LC-MS/MS analysis glycans released from proteins can provide structural information such as monosaccharide composition, sequence, branching and linkages, which is important for an understanding of their role in biology. Three difficulties in characterising and quantifying these glycans is the high dynamic range of glycan structure abundance, the structural similarity between glycan isomers and the lack of a vendor-neutral, open-access tool for quantifying glycans across a large number of LC-MS/MS datasets. Here, a streamlined data acquisition and analysis platform for glycomics was applied to reduced N- and O-glycans released from membrane-bound and secreted glycoproteins extracted from drug treated neuronal cell lines.
Our data acquisition approach uses a porous graphitised carbon column to achieve liquid chromatographic separation of glycan structural isomers, allowing characteristic CID-MS/MS of each isomer to be acquired in negative mode. The use of a linear ion-trap mass spectrometer addresses the high dynamic range in glycan structural abundance by using an optimised instrument method to effectively characterise low abundance glycans. This method has provided characterisation of over seventy N-glycans on proteins secreted from neuronal cell lines. Glycan structural epitopes characterised include outer-arm fucosylation and oligo-sialic acid motifs which have previously been implicated in cancer and neuronal regeneration respectively.

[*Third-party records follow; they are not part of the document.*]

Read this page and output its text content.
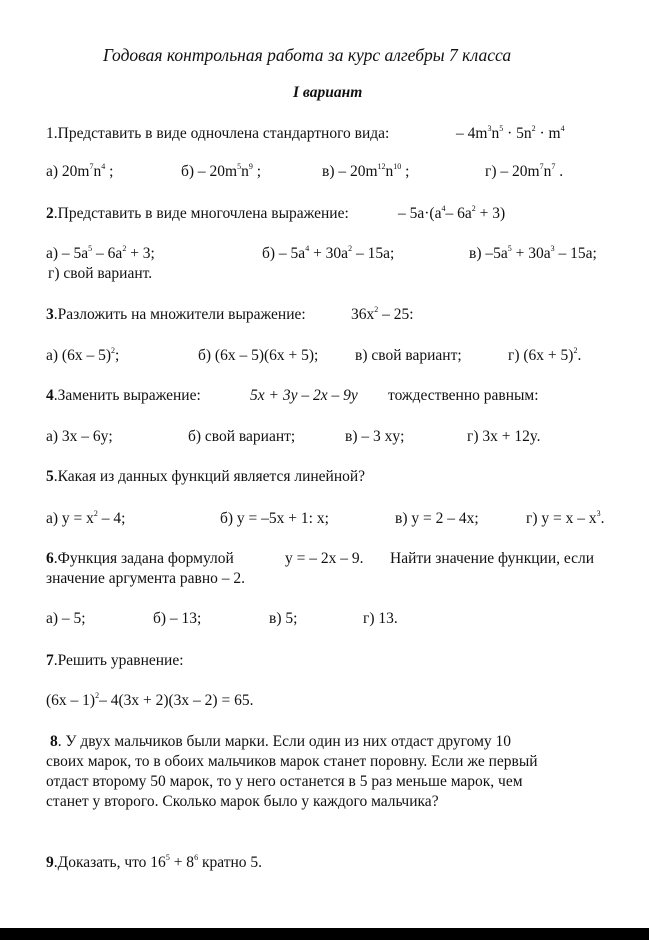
Годовая контрольная работа за курс алгебры 7 класса
I вариант
1.Представить в виде одночлена стандартного вида:	– $4m^3n^5 \cdot 5n^2 \cdot m^4$
а) $20m^7n^4$ ;	$б) - 20m^5n^9$ ;	$в) - 20m^{12}n^{10}$ ;	$г) - 20m^7n^7$ .
2.Представить в виде многочлена выражение:	– $5a\cdot(a^4-$ $6a^2 + 3$)
$а) - 5a^5 - 6a^2 + 3$;	$б) - 5a^4 + 30a^2 - 15a$;	в) $-5a^5 + 30a^3 - 15a$;
г) свой вариант.
3.Разложить на множители выражение:	$36x^2 - 25$:
а) (6x – 5)$^2$;	б) (6x – 5)(6x + 5); в) свой вариант;	г) $(6x + 5)^2$.
4.Заменить выражение:	5x + 3y – 2x – 9y тождественно равным:
а) 3x – 6y;	б) свой вариант;	в) – 3 xy;	г) 3x + 12y.
5.Какая из данных функций является линейной?
а) $y = x^2 - 4$;	б) y = –5x + 1: x;	в) y = 2 – 4x;	г) $y = x - x^3$.
6.Функция задана формулой	y = – 2x – 9. Найти значение функции, если
значение аргумента равно – 2.
а) – 5;	б) – 13;	в) 5;	г) 13.
7.Решить уравнение:
(6x – 1)$^2$– 4(3x + 2)(3x – 2) = 65.
8. У двух мальчиков были марки. Если один из них отдаст другому 10
своих марок, то в обоих мальчиков марок станет поровну. Если же первый
отдаст второму 50 марок, то у него останется в 5 раз меньше марок, чем
станет у второго. Сколько марок было у каждого мальчика?
9.Доказать, что $16^5 + 8^6$ кратно 5.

The absence of an open access platform for label-free glycan quantification has an impact on data analysis throughput, reproducibility and data sharing. Using Skyline, a software tool used in targeted proteomics, ion chromatograms of each observed charge state of all characterised glycans were generated and corresponding peak areas were integrated automatically. The Skyline method was compared to our conventional manual analysis approach and high consistency was observed. The high throughput of this streamlined method was illustrated by the glycomics analysis of membrane-bound and secreted glycoproteins from a time-course study of human and mouse neuronal cell lines, investigating immune responses to lipopolysaccharide treatment.